Because I had worked out, as a very general principle, that you ought not to be able to extract cognitive work from randomness; and Thrun's algorithm seemed to be defying that principle.

Okay, but what does that have to do with the disagreement?  Why presume that it was his algorithm that was at fault, and not my foolish belief that you couldn't extract cognitive work from randomness?

Well, in point of fact, neither of these was the problem.  The fault was in my notion that there was a conflict between Thrun's algorithm doing what he said it did, and the no-work-from-randomness principle.  So if I'd just assumed I was wrong, I would have been wrong.

Yet surely I could have done better, if I had simply presumed Thrun to be correct, and managed to break down the possibilities for error on my part into "The 'no work from randomness' principle is incorrect" and "My understanding of what Thrun meant is incorrect" and "My understanding of the algorithm is incomplete; there is no conflict between it and 'no work from randomness'."

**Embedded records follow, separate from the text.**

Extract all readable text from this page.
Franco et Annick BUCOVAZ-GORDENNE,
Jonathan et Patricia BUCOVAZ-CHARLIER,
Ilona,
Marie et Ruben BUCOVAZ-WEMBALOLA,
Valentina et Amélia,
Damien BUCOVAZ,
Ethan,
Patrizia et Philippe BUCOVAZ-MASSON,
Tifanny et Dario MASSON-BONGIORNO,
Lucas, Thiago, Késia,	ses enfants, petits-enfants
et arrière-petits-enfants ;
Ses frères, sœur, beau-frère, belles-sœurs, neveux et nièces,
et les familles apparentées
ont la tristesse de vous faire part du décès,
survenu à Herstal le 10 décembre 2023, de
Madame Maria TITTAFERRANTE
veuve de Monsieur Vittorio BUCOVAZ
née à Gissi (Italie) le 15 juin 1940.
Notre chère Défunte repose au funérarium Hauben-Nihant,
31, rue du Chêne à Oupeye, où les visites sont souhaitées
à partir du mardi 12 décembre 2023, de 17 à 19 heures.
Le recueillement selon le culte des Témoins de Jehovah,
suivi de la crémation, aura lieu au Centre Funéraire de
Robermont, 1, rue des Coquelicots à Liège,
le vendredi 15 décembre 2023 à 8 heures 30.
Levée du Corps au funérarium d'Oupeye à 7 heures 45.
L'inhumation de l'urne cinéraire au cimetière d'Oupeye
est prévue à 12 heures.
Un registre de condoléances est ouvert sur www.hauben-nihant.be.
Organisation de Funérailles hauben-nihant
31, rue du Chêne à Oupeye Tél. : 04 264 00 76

Well, yes, on that occasion, this would have given me a better probability distribution, if I had assigned probability 0 to a possibility that turned out, in retrospect, to be wrong.

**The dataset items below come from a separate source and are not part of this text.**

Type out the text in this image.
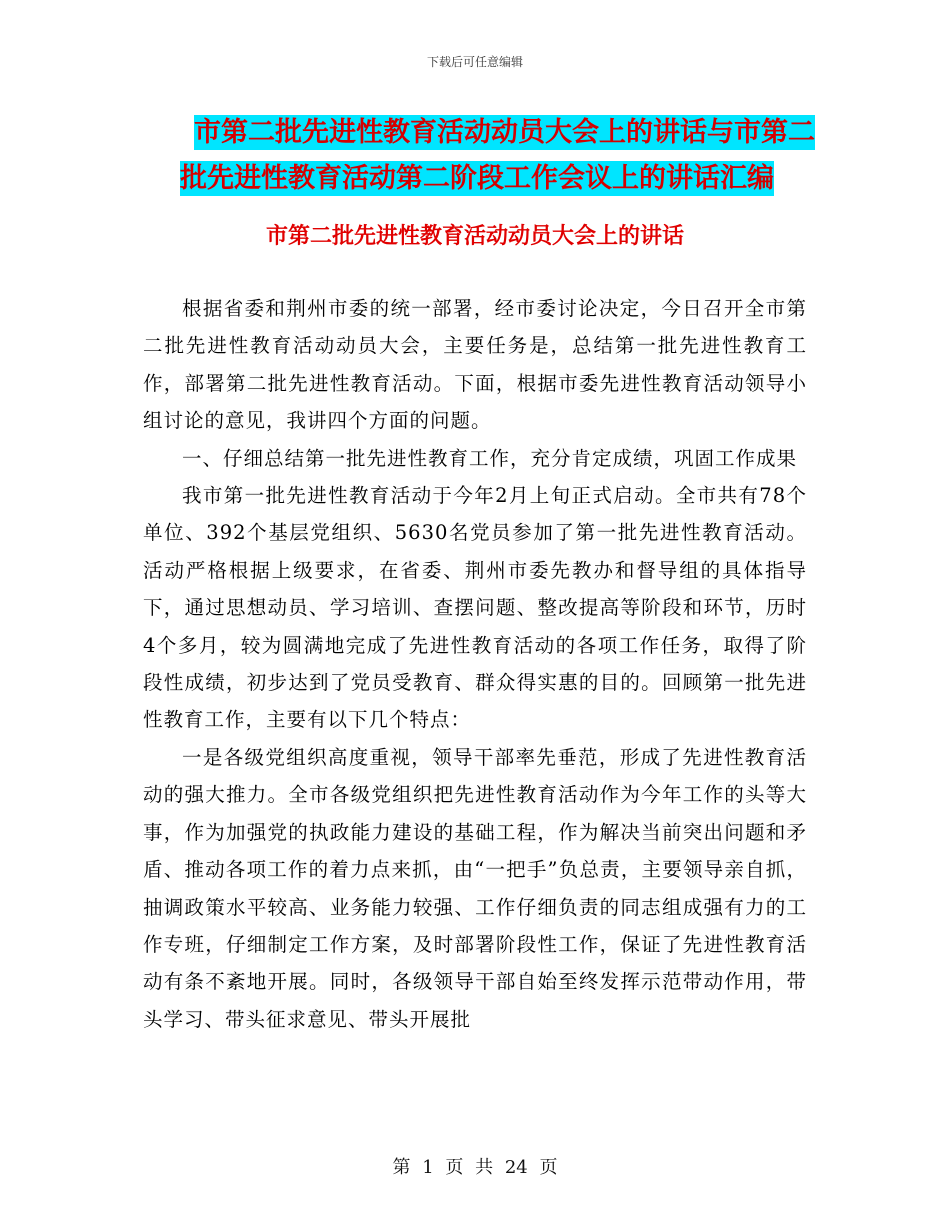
下载后可任意编辑
市第二批先进性教育活动动员大会上的讲话与市第二
批先进性教育活动第二阶段工作会议上的讲话汇编
市第二批先进性教育活动动员大会上的讲话

根据省委和荆州市委的统一部署，经市委讨论决定，今日召开全市第二批先进性教育活动动员大会，主要任务是，总结第一批先进性教育工作，部署第二批先进性教育活动。下面，根据市委先进性教育活动领导小组讨论的意见，我讲四个方面的问题。

一、仔细总结第一批先进性教育工作，充分肯定成绩，巩固工作成果

我市第一批先进性教育活动于今年2月上旬正式启动。全市共有78个单位、392个基层党组织、5630名党员参加了第一批先进性教育活动。活动严格根据上级要求，在省委、荆州市委先教办和督导组的具体指导下，通过思想动员、学习培训、查摆问题、整改提高等阶段和环节，历时4个多月，较为圆满地完成了先进性教育活动的各项工作任务，取得了阶段性成绩，初步达到了党员受教育、群众得实惠的目的。回顾第一批先进性教育工作，主要有以下几个特点：

一是各级党组织高度重视，领导干部率先垂范，形成了先进性教育活动的强大推力。全市各级党组织把先进性教育活动作为今年工作的头等大事，作为加强党的执政能力建设的基础工程，作为解决当前突出问题和矛盾、推动各项工作的着力点来抓，由“一把手”负总责，主要领导亲自抓，抽调政策水平较高、业务能力较强、工作仔细负责的同志组成强有力的工作专班，仔细制定工作方案，及时部署阶段性工作，保证了先进性教育活动有条不紊地开展。同时，各级领导干部自始至终发挥示范带动作用，带头学习、带头征求意见、带头开展批

第 1 页 共 24 页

But probability 0 is a strawman; could I have done better by assigning a smaller probability that Thrun had said anything mathematically wrong?

Yes.  And if I meet Thrun again, or anyone who seems similar to Thrun, that's just what I'll do.

Just as I'll assign a slightly higher probability that I might be right, the next time I find what looks like an error in a famous math book.  In fact, one of the reasons why I lingered on what looked like a problem in Pearl's Causality, was that I'd previously found an acknowledged typo in Probability Theory: The Logic of Science.

My rhythm of disagreement is not a fixed rule, it seems.  A fixed rule would be beyond updating by experience.

I tried to explain why I disagreed with Roger Schank, and Robin said, "All else equal a younger person is more likely to be right in a disagreement?"

But all else wasn't equal.  That was the point.  Roger Schank is a partisan of what one might best describe as "old school" AI, i.e.,  suggestively named LISP tokens.

Is it good for the young to disagree with the old?  Sometimes.  Not all the time.  Just some of the time.  When?  Ah, that's the question!  Even in general, if you are disagreeing about the future course of AI with a famous old AI researcher, and the famous old AI researcher is of the school of suggestively named LISP tokens, and you yourself are 21 years old and have taken one undergraduate course taught with "Artificial Intelligence: A Modern Approach" that you thought was great... then I would tell you to go for it.  Probably both of you are wrong.  But if you forced me to bet money on one or the other, without hearing the specific argument, I'd go with the young upstart.  Then again, the young upstart is not me, so how do they know that rule?

It's hard enough to say what the rhythm of disagreement should be in my own case.  I would hesitate to offer general advice to others, save the obvious:  Be less ready to disagree with a supermajority than a mere majority; be less ready to disagree outside than inside your expertise; always pay close attention to the object-level arguments; never let the debate become about tribal status.